22 января на работу вышли только бригады механической мастерской. Вольнонаемные рабочие выпытывали у них подробности событий, которые окрестили “ленинским расстрелом”, т.к. штурм происходил в годовщину смерти Ленина. Затем заключенные объявили забастовку и голодовку протеста. (При голодовке заключенные отказывались выходить в столовую, пользуясь лишь собственными скудными запасами.) Администрации лагеря были предъявлены требования: вызов республиканского прокурора, прекращение непрерывных репрессий, наказание виновников пыток в изоляторе. Заключенные не выходили из бараков, связь между которыми поддерживали зеки, доставляющие уголь, над тихой и пустой зоной разносился лишь дым из бараков, напоминая длинные серые свечи.
Через пару дней зачастили начальники, им говорили, что до приезда прокурора голодовку не кончат. Выяснилось, что бандеровцы к забастовке не присоединились. На четвертый день появился прокурор и высшее лагерное начальство. Они ничего не обещали и угрожали судить за контрреволюционный саботаж (ст.58-14). Мнения зеков разделились. Было назначено общее собрание. Среди молодежи многие были за продолжение борьбы, но большинство колебалось, и переломило обсуждение яркое выступление Панина. Было решено продолжать борьбу. На следующий день прокурор и начальство переменились. Они со всем соглашались, обещали репрессий не проводить, виновных из лагерного начальства наказать. Заключенные понимали, что это обман, но радость от того, что их требования удовлетворены, и голод убедили прекратить борьбу. Администрация делала мелкие послабления: разрешили кино, выдали постельные принадлежности, первые дни в столовой выдали двойные порции. Ввели также оплату труда по “хозрасчету”. 45% труда считалось заработком заключенного, из этой суммы 70% шло на содержание лагеря, оставшиеся проценты шли на личный счет заключенного, и он мог получить из него особую лагерную валюту “боны”, которыми рассчитывались в ларьке и “коммерческой” столовой.
29 января бригадиров собрали “для предъявления жалоб”. Начальство рассчитывало таким образом и успокоить зеков и, судя по речам бригадиров, выявить главарей. И эхом сопротивления звучит дерзкая речь зеков, понимающих, что это провокация, но не сдерживающих себя: “Я соглашался раньше... что живем мы как собаки... но теперь я вижу, что был неправ. Живем мы – гораздо хуже собак! У собаки один номер на ошейнике, а у нас четыре. Собаку кормят мясом, а нас рыбьими костями. Собаку в карцер не сажают! Собаку с вышки не стреляют! Собакам не лепят по двадцать пять!” – вспоминает Солженицын речь бригадира Т. (Не раскрывая фамилию и через двадцать пять лет. Забыта или считает преждевременным?)
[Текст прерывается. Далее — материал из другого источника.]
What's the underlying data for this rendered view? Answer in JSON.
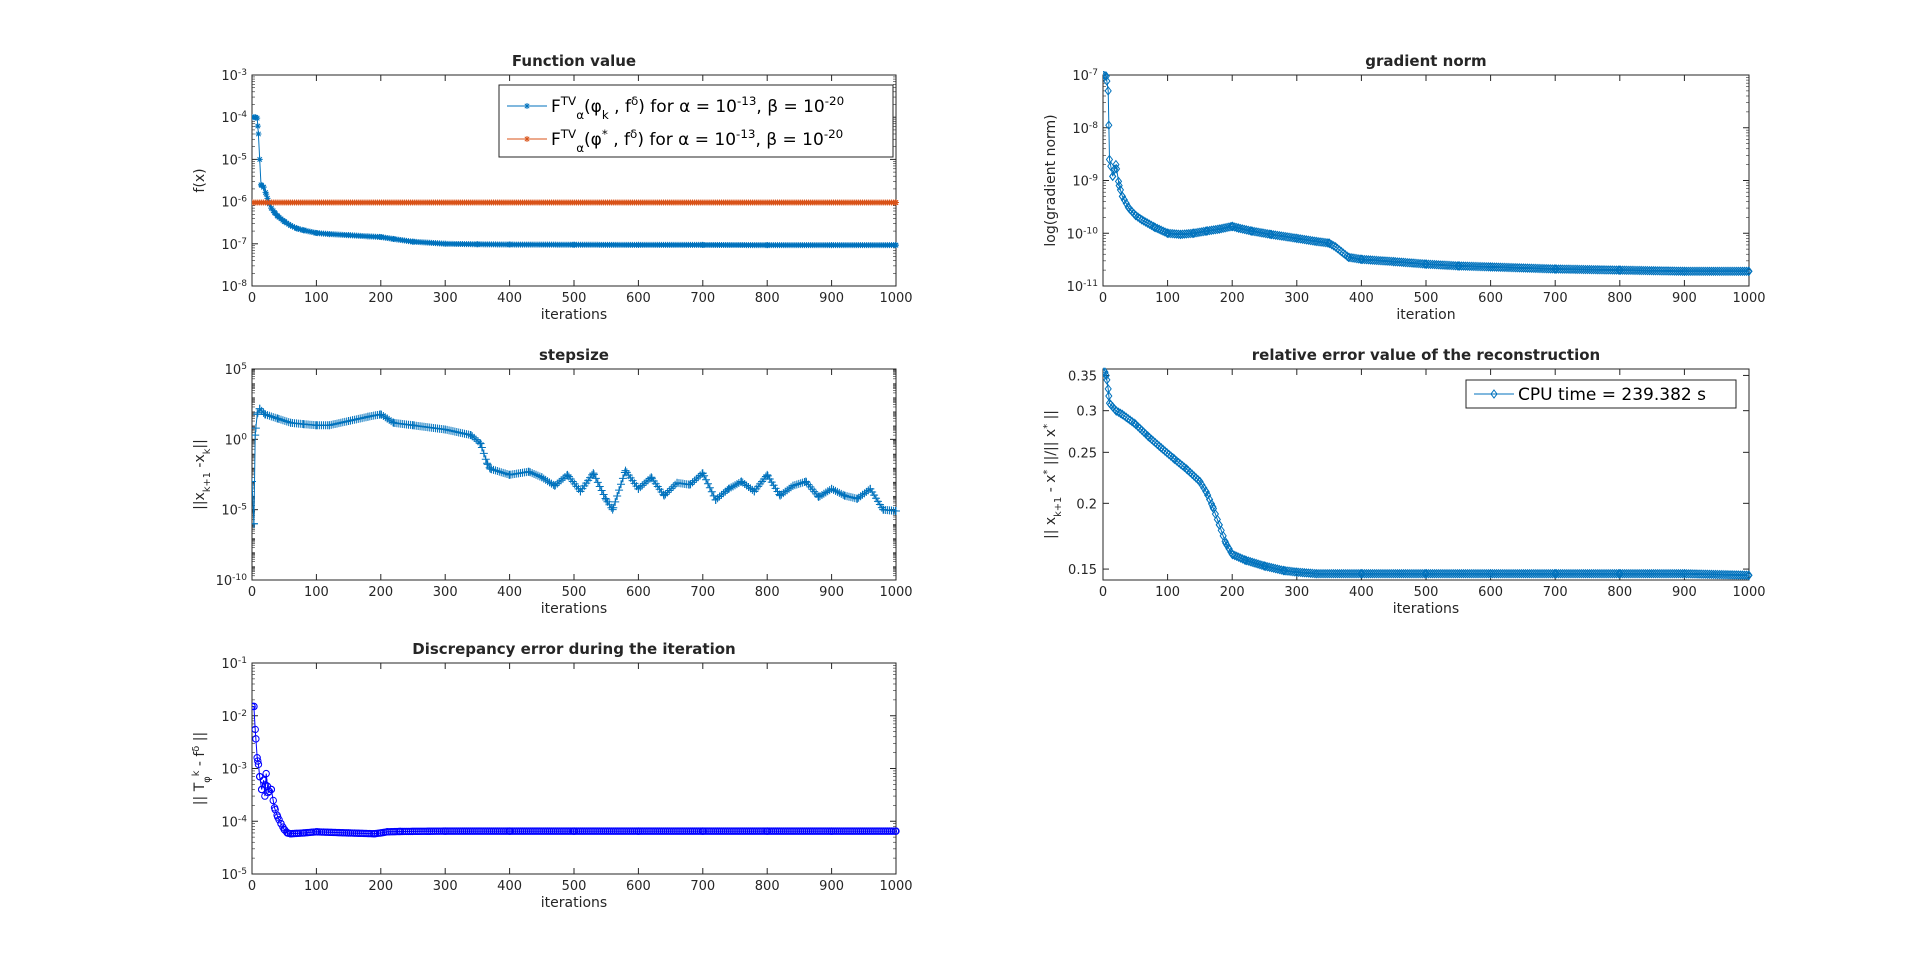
{
  "chart_data": [
    {
      "id": "function-value",
      "type": "line",
      "title": "Function value",
      "xlabel": "iterations",
      "ylabel": "f(x)",
      "xlim": [
        0,
        1000
      ],
      "yscale": "log",
      "ylim_exp": [
        -8,
        -3
      ],
      "xticks": [
        "0",
        "100",
        "200",
        "300",
        "400",
        "500",
        "600",
        "700",
        "800",
        "900",
        "1000"
      ],
      "yticks": [
        {
          "base": "10",
          "exp": "-8"
        },
        {
          "base": "10",
          "exp": "-7"
        },
        {
          "base": "10",
          "exp": "-6"
        },
        {
          "base": "10",
          "exp": "-5"
        },
        {
          "base": "10",
          "exp": "-4"
        },
        {
          "base": "10",
          "exp": "-3"
        }
      ],
      "legend": {
        "position": "top-right",
        "entries": [
          "F^TV_α(φ_k , f^δ) for α = 10^-13, β = 10^-20",
          "F^TV_α(φ^* , f^δ) for α = 10^-13, β = 10^-20"
        ]
      },
      "series": [
        {
          "name": "F^TV_α(φ_k , f^δ) for α = 10^-13, β = 10^-20",
          "color": "#0072BD",
          "marker": "*",
          "x": [
            0,
            5,
            8,
            10,
            14,
            18,
            22,
            26,
            30,
            35,
            40,
            50,
            60,
            70,
            80,
            100,
            120,
            150,
            180,
            200,
            220,
            250,
            300,
            350,
            400,
            500,
            600,
            700,
            800,
            900,
            1000
          ],
          "y": [
            0.0001,
            0.0001,
            9.5e-05,
            4e-05,
            2.5e-06,
            2.2e-06,
            1.5e-06,
            9.5e-07,
            7e-07,
            5.5e-07,
            4.5e-07,
            3.4e-07,
            2.7e-07,
            2.3e-07,
            2.1e-07,
            1.8e-07,
            1.7e-07,
            1.6e-07,
            1.5e-07,
            1.45e-07,
            1.3e-07,
            1.12e-07,
            1e-07,
            9.75e-08,
            9.6e-08,
            9.5e-08,
            9.4e-08,
            9.4e-08,
            9.3e-08,
            9.3e-08,
            9.3e-08
          ]
        },
        {
          "name": "F^TV_α(φ^* , f^δ) for α = 10^-13, β = 10^-20",
          "color": "#D95319",
          "marker": "*",
          "x": [
            0,
            1000
          ],
          "y": [
            9.5e-07,
            9.5e-07
          ]
        }
      ]
    },
    {
      "id": "gradient-norm",
      "type": "line",
      "title": "gradient norm",
      "xlabel": "iteration",
      "ylabel": "log(gradient norm)",
      "xlim": [
        0,
        1000
      ],
      "yscale": "log",
      "ylim_exp": [
        -11,
        -7
      ],
      "xticks": [
        "0",
        "100",
        "200",
        "300",
        "400",
        "500",
        "600",
        "700",
        "800",
        "900",
        "1000"
      ],
      "yticks": [
        {
          "base": "10",
          "exp": "-11"
        },
        {
          "base": "10",
          "exp": "-10"
        },
        {
          "base": "10",
          "exp": "-9"
        },
        {
          "base": "10",
          "exp": "-8"
        },
        {
          "base": "10",
          "exp": "-7"
        }
      ],
      "series": [
        {
          "name": "gradient norm",
          "color": "#0072BD",
          "marker": "diamond",
          "x": [
            0,
            5,
            8,
            10,
            15,
            20,
            25,
            30,
            40,
            50,
            60,
            80,
            100,
            120,
            140,
            160,
            180,
            200,
            210,
            230,
            260,
            300,
            330,
            350,
            360,
            380,
            400,
            450,
            500,
            550,
            600,
            700,
            800,
            900,
            1000
          ],
          "y": [
            1e-07,
            9.5e-08,
            5e-08,
            2.5e-09,
            1.2e-09,
            2e-09,
            8e-10,
            5e-10,
            3e-10,
            2.2e-10,
            1.8e-10,
            1.3e-10,
            1e-10,
            9.5e-11,
            1e-10,
            1.1e-10,
            1.2e-10,
            1.35e-10,
            1.25e-10,
            1.1e-10,
            9.5e-11,
            8e-11,
            7e-11,
            6.5e-11,
            5.5e-11,
            3.5e-11,
            3.2e-11,
            2.9e-11,
            2.6e-11,
            2.4e-11,
            2.3e-11,
            2.1e-11,
            2e-11,
            1.9e-11,
            1.9e-11
          ]
        }
      ]
    },
    {
      "id": "stepsize",
      "type": "line",
      "title": "stepsize",
      "xlabel": "iterations",
      "ylabel": "||x_k+1 -x_k||",
      "xlim": [
        0,
        1000
      ],
      "yscale": "log",
      "ylim_exp": [
        -10,
        5
      ],
      "xticks": [
        "0",
        "100",
        "200",
        "300",
        "400",
        "500",
        "600",
        "700",
        "800",
        "900",
        "1000"
      ],
      "yticks": [
        {
          "base": "10",
          "exp": "-10"
        },
        {
          "base": "10",
          "exp": "-5"
        },
        {
          "base": "10",
          "exp": "0"
        },
        {
          "base": "10",
          "exp": "5"
        }
      ],
      "series": [
        {
          "name": "stepsize",
          "color": "#0072BD",
          "marker": "+",
          "x": [
            0,
            3,
            5,
            8,
            12,
            20,
            40,
            60,
            80,
            100,
            120,
            150,
            180,
            200,
            210,
            220,
            250,
            300,
            340,
            355,
            365,
            370,
            400,
            430,
            450,
            470,
            490,
            510,
            530,
            550,
            560,
            580,
            600,
            620,
            640,
            660,
            680,
            700,
            720,
            740,
            760,
            780,
            800,
            820,
            840,
            860,
            880,
            900,
            920,
            940,
            960,
            980,
            1000
          ],
          "y": [
            0.001,
            1e-06,
            2,
            60,
            150,
            60,
            30,
            15,
            12,
            10,
            10,
            20,
            40,
            60,
            30,
            15,
            10,
            5,
            2,
            0.5,
            0.02,
            0.008,
            0.003,
            0.005,
            0.002,
            0.0005,
            0.003,
            0.0002,
            0.004,
            5e-05,
            1e-05,
            0.006,
            0.0003,
            0.002,
            0.0001,
            0.0008,
            0.0006,
            0.004,
            5e-05,
            0.0003,
            0.001,
            0.0002,
            0.003,
            0.0001,
            0.0005,
            0.001,
            8e-05,
            0.0003,
            0.0001,
            6e-05,
            0.0003,
            1e-05,
            8e-06
          ]
        }
      ]
    },
    {
      "id": "relative-error",
      "type": "line",
      "title": "relative error value of the reconstruction",
      "xlabel": "iterations",
      "ylabel": "|| x_k+1 - x^* ||/|| x^* ||",
      "xlim": [
        0,
        1000
      ],
      "yscale": "log",
      "ylim": [
        0.143,
        0.36
      ],
      "xticks": [
        "0",
        "100",
        "200",
        "300",
        "400",
        "500",
        "600",
        "700",
        "800",
        "900",
        "1000"
      ],
      "yticks": [
        "0.15",
        "0.2",
        "0.25",
        "0.3",
        "0.35"
      ],
      "legend": {
        "position": "top-right",
        "entries": [
          "CPU time = 239.382 s"
        ]
      },
      "series": [
        {
          "name": "CPU time = 239.382 s",
          "color": "#0072BD",
          "marker": "diamond",
          "x": [
            0,
            3,
            5,
            8,
            10,
            15,
            20,
            30,
            50,
            70,
            90,
            110,
            130,
            150,
            160,
            170,
            180,
            190,
            195,
            200,
            220,
            250,
            280,
            300,
            330,
            400,
            500,
            600,
            700,
            800,
            900,
            1000
          ],
          "y": [
            0.355,
            0.355,
            0.35,
            0.33,
            0.31,
            0.305,
            0.3,
            0.295,
            0.283,
            0.268,
            0.255,
            0.243,
            0.232,
            0.22,
            0.21,
            0.197,
            0.182,
            0.168,
            0.164,
            0.16,
            0.156,
            0.152,
            0.149,
            0.148,
            0.147,
            0.147,
            0.147,
            0.147,
            0.147,
            0.147,
            0.147,
            0.146
          ]
        }
      ]
    },
    {
      "id": "discrepancy-error",
      "type": "line",
      "title": "Discrepancy error during the iteration",
      "xlabel": "iterations",
      "ylabel": "|| T_φ^k - f^δ ||",
      "xlim": [
        0,
        1000
      ],
      "yscale": "log",
      "ylim_exp": [
        -5,
        -1
      ],
      "xticks": [
        "0",
        "100",
        "200",
        "300",
        "400",
        "500",
        "600",
        "700",
        "800",
        "900",
        "1000"
      ],
      "yticks": [
        {
          "base": "10",
          "exp": "-5"
        },
        {
          "base": "10",
          "exp": "-4"
        },
        {
          "base": "10",
          "exp": "-3"
        },
        {
          "base": "10",
          "exp": "-2"
        },
        {
          "base": "10",
          "exp": "-1"
        }
      ],
      "series": [
        {
          "name": "discrepancy",
          "color": "#0000FF",
          "marker": "circle",
          "x": [
            0,
            3,
            5,
            8,
            10,
            12,
            15,
            18,
            20,
            22,
            25,
            30,
            35,
            40,
            45,
            50,
            55,
            60,
            80,
            100,
            150,
            190,
            200,
            210,
            230,
            300,
            400,
            500,
            600,
            700,
            800,
            900,
            1000
          ],
          "y": [
            0.015,
            0.015,
            0.0055,
            0.0016,
            0.0012,
            0.0007,
            0.0004,
            0.0006,
            0.0003,
            0.0008,
            0.00035,
            0.0004,
            0.00018,
            0.00012,
            9e-05,
            7e-05,
            6e-05,
            5.8e-05,
            6e-05,
            6.3e-05,
            6e-05,
            5.8e-05,
            6e-05,
            6.3e-05,
            6.4e-05,
            6.5e-05,
            6.5e-05,
            6.5e-05,
            6.5e-05,
            6.5e-05,
            6.5e-05,
            6.5e-05,
            6.5e-05
          ]
        }
      ]
    }
  ]
}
А через две недели началась расправа. Во время пути на работу колонну остановили автоматчики и пулеметчики, приказали всем сесть, объявив, что при нарушении порядка стрельба начнется без предупреждения. Выкликнули пять фамилий активных бунтарей. Д.Панин считает, что можно было их не отдавать, кричать и пугать конвой. Но центр руководства забастовкой решил, что расплаты не миновать, надо пережить этот этап и нести факел борьбы в другие лагеря.
Допросили и Д. Панина, который на все угрозы отвечал: “Год или десять лет лагеря – ничто, по сравнению с вечной жизнью бессмертной души.” Его отвели в лагерную тюрьму, где через неделю разнесся слух о пожаре на деревообделочном комбинате (там работали одни бандеровцы). Ему не увеличили срок, а отправили на этап через Павлодар, Омск, Караганду в Спасск. Он и его друзья из Экибастуза читали по пути в лагерных уборных: “Привет героям Экибастуза!” Д.Панин так оценивает произошедшее: “Забастовка трех тысяч человек впервые доказала возможность открытой борьбы легальными средствами... Мы нанесли поражение чекистам, пронзили сердце особлагов, после чего началась вереница непрерывных уступок и смягчений... Эхо быстро разнеслось по империи ГУЛАГа, и стали возможны последующие возмущения в Джезказгане, на Воркуте и в других местах, окончательно добившие массовое рабовладение в стране.”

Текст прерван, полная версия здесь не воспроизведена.